Yıl sonu toplantısının Kıbrıs’ta yapılacağı haberiyle özellikle yeni başlayan çalışanlarda büyük bir heyecan oluştu. Ne zaman, nasıl gidileceği, ne giyileceği gibi konularda onlarca mail yazıldı. Toplantının yurt dışında yapılıyor olması firmanın büyüklüğüyle özdeşleştirilerek açlık sınırında maaş alan çalışanın, firmasıyla gurur duyması sağlandı. Çalışanlardan, “2014’te firman için neyi iyi yaptım; neyi daha iyi yapabilirim” konularında kafa yormaları istendi. 

SEN FARKLISIN!

Yağmurlu bir günde otele vardığımızda otel girişine asılmış “hoş geldiniz” pankartlarıyla karşılaştık. Ayrıca otelin her yerine asılmış “Şimdi değilse ne zaman?” flamaları dikkat çekiyordu. Uygulanan performans sistemiyle fazla satış yapan çalışanların fotoğraflarının yer aldığı afişler bütün duvarları kaplamıştı ki bu afişlerde moda olan dizi görselleri işlenmişti.
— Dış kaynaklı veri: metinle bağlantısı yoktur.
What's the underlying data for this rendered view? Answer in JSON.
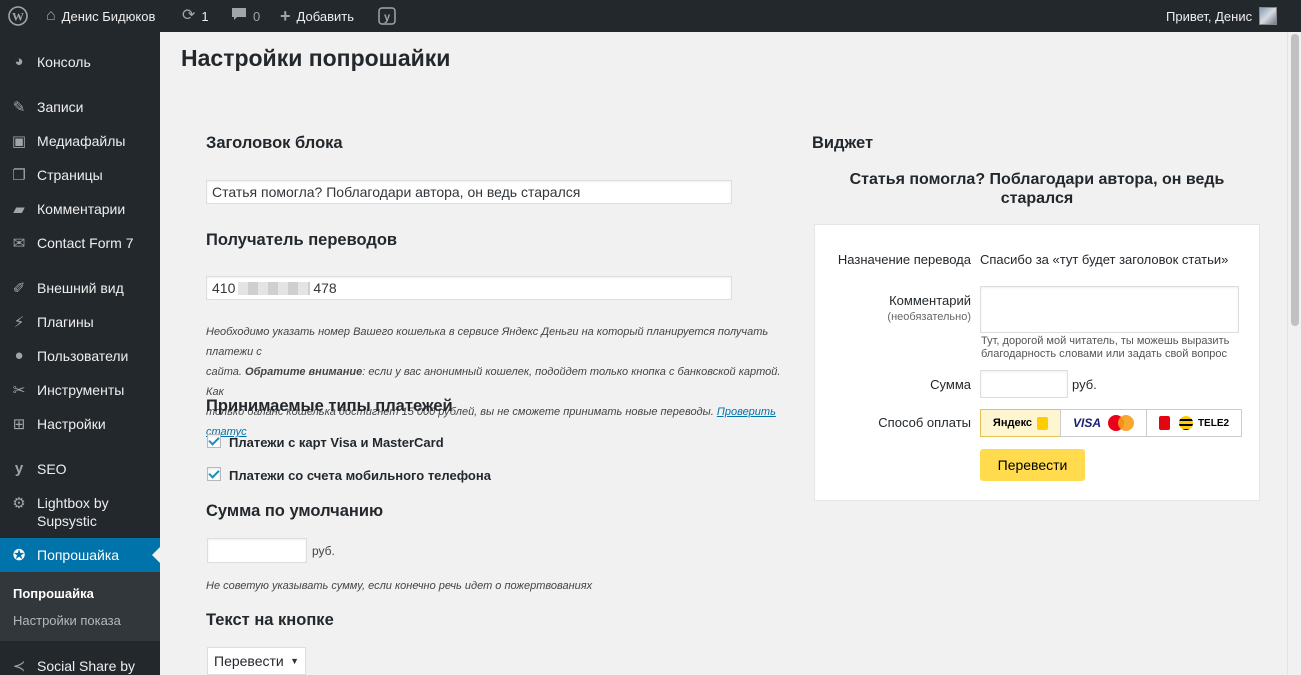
{
  "adminbar": {
    "wp_icon": "wordpress-icon",
    "site_name": "Денис Бидюков",
    "updates_count": "1",
    "comments_count": "0",
    "add_new_label": "Добавить",
    "greeting": "Привет, Денис"
  },
  "sidebar": {
    "items": [
      {
        "label": "Консоль",
        "icon": "dashboard-icon"
      },
      {
        "label": "Записи",
        "icon": "pin-icon"
      },
      {
        "label": "Медиафайлы",
        "icon": "media-icon"
      },
      {
        "label": "Страницы",
        "icon": "pages-icon"
      },
      {
        "label": "Комментарии",
        "icon": "comments-icon"
      },
      {
        "label": "Contact Form 7",
        "icon": "mail-icon"
      },
      {
        "label": "Внешний вид",
        "icon": "brush-icon"
      },
      {
        "label": "Плагины",
        "icon": "plugin-icon"
      },
      {
        "label": "Пользователи",
        "icon": "users-icon"
      },
      {
        "label": "Инструменты",
        "icon": "tools-icon"
      },
      {
        "label": "Настройки",
        "icon": "settings-icon"
      },
      {
        "label": "SEO",
        "icon": "yoast-icon"
      },
      {
        "label": "Lightbox by Supsystic",
        "icon": "gear-icon"
      },
      {
        "label": "Попрошайка",
        "icon": "lifebuoy-icon"
      },
      {
        "label": "Social Share by Supsystic",
        "icon": "share-icon"
      }
    ],
    "submenu": [
      "Попрошайка",
      "Настройки показа"
    ]
  },
  "page": {
    "title": "Настройки попрошайки",
    "block_title_heading": "Заголовок блока",
    "block_title_value": "Статья помогла? Поблагодари автора, он ведь старался",
    "recipient_heading": "Получатель переводов",
    "recipient_prefix": "410",
    "recipient_suffix": "478",
    "desc_line1": "Необходимо указать номер Вашего кошелька в сервисе Яндекс Деньги на который планируется получать платежи с",
    "desc_line2_a": "сайта. ",
    "desc_line2_b": "Обратите внимание",
    "desc_line2_c": ": если у вас анонимный кошелек, подойдет только кнопка с банковской картой. Как",
    "desc_line3": "только баланс кошелька достигнет 15 000 рублей, вы не сможете принимать новые переводы. ",
    "desc_link": "Проверить статус",
    "payment_types_heading": "Принимаемые типы платежей",
    "cb1_label": "Платежи с карт Visa и MasterCard",
    "cb2_label": "Платежи со счета мобильного телефона",
    "default_sum_heading": "Сумма по умолчанию",
    "sum_value": "",
    "rub": "руб.",
    "sum_note": "Не советую указывать сумму, если конечно речь идет о пожертвованиях",
    "button_text_heading": "Текст на кнопке",
    "button_text_value": "Перевести"
  },
  "widget": {
    "heading": "Виджет",
    "title_line1": "Статья помогла? Поблагодари автора, он ведь",
    "title_line2": "старался",
    "purpose_label": "Назначение перевода",
    "purpose_value": "Спасибо за «тут будет заголовок статьи»",
    "comment_label": "Комментарий",
    "comment_optional": "(необязательно)",
    "comment_value": "",
    "comment_hint_line1": "Тут, дорогой мой читатель, ты можешь выразить",
    "comment_hint_line2": "благодарность словами или задать свой вопрос",
    "sum_label": "Сумма",
    "sum_value": "",
    "rub": "руб.",
    "method_label": "Способ оплаты",
    "yandex_label": "Яндекс",
    "visa_label": "VISA",
    "mastercard_label": "MasterCard",
    "tele2_label": "TELE2",
    "submit_label": "Перевести",
    "colors": {
      "yandex_bg": "#fdf6d0",
      "button": "#ffdb4d",
      "visa": "#1a1f71",
      "mc_red": "#eb001b",
      "mc_orange": "#f79e1b",
      "mts": "#e30611",
      "beeline": "#ffcc00"
    }
  },
  "colors": {
    "adminbar": "#23282d",
    "sidebar": "#23282d",
    "active": "#0073aa",
    "link": "#0073aa",
    "checkbox": "#1e8cbe"
  }
}
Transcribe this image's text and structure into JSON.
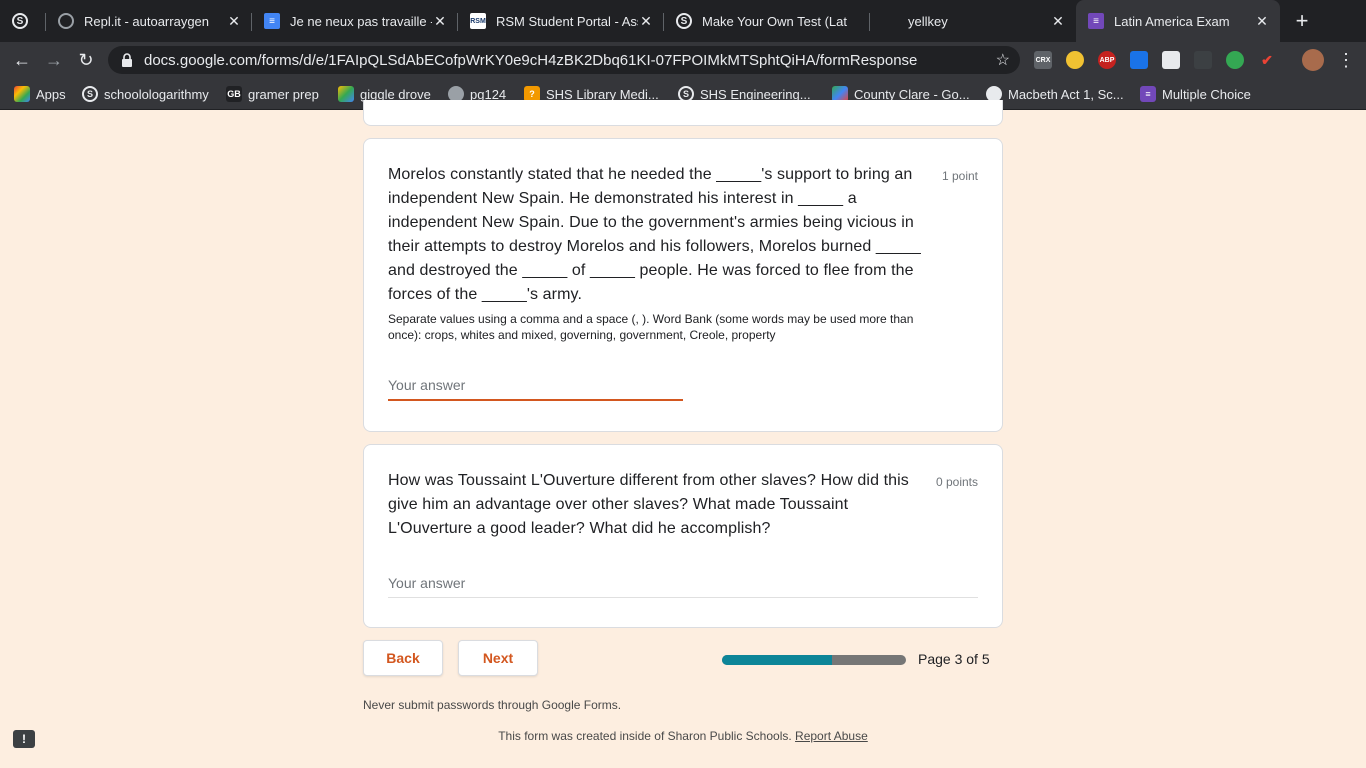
{
  "browser": {
    "tabs": [
      {
        "title": "Repl.it - autoarraygen"
      },
      {
        "title": "Je ne neux pas travaille -"
      },
      {
        "title": "RSM Student Portal - Ass"
      },
      {
        "title": "Make Your Own Test (Lat"
      },
      {
        "title": "yellkey"
      },
      {
        "title": "Latin America Exam"
      }
    ],
    "url": "docs.google.com/forms/d/e/1FAIpQLSdAbECofpWrKY0e9cH4zBK2Dbq61KI-07FPOIMkMTSphtQiHA/formResponse",
    "bookmarks": [
      {
        "label": "Apps"
      },
      {
        "label": "schoolologarithmy"
      },
      {
        "label": "gramer prep"
      },
      {
        "label": "giggle drove"
      },
      {
        "label": "pg124"
      },
      {
        "label": "SHS Library Medi..."
      },
      {
        "label": "SHS Engineering..."
      },
      {
        "label": "County Clare - Go..."
      },
      {
        "label": "Macbeth Act 1, Sc..."
      },
      {
        "label": "Multiple Choice"
      }
    ],
    "extensions": [
      "CRX",
      "ABP"
    ]
  },
  "form": {
    "questions": [
      {
        "text": "Morelos constantly stated that he needed the _____'s support to bring an independent New Spain. He demonstrated his interest in _____ a independent New Spain. Due to the government's armies being vicious in their attempts to destroy Morelos and his followers, Morelos burned _____ and destroyed the _____ of _____ people. He was forced to flee from the forces of the _____'s army.",
        "points": "1 point",
        "help": "Separate values using a comma and a space (, ). Word Bank (some words may be used more than once): crops, whites and mixed, governing, government, Creole, property",
        "placeholder": "Your answer"
      },
      {
        "text": "How was Toussaint L'Ouverture different from other slaves? How did this give him an advantage over other slaves? What made Toussaint L'Ouverture a good leader? What did he accomplish?",
        "points": "0 points",
        "placeholder": "Your answer"
      }
    ],
    "back_label": "Back",
    "next_label": "Next",
    "progress": 0.6,
    "page_label": "Page 3 of 5",
    "password_warning": "Never submit passwords through Google Forms.",
    "created_text": "This form was created inside of Sharon Public Schools.",
    "report_label": "Report Abuse",
    "colors": {
      "accent": "#d3571f",
      "progress": "#0d8598",
      "background": "#fdeee0"
    }
  }
}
Afişlerde kendi fotoğrafını gören eleman (üst yönetim bu tanımı kullanıyor) kendisine ne kadar çok değer verildiği duygusuna kapılıyordu. Her çalışan bireyselliğe teşvik edilerek “sen farklısın” düşüncesi aşılanıyordu. Çok satanlara “siz farklısınız” denirken; daha az satanlara da “siz neden yapamadınız” diye gizliden hesap soruluyordu.

İkinci günün sabahı otelin en büyük salonunda yaklaşık 825 kişiyle toplantı başladı. Herkes, önceden söylendiği üzere koyu takım elbiseyle salona girdiğinde, yüksek sesli bol ritimli müzik son sesinde açılmıştı. Salonun duvarlarında firma logolarının yansıtıldığı barkolar konulmuştu. Gürültülü müzik eşliğinde herkes tempo tutmaya teşvik ediliyordu. 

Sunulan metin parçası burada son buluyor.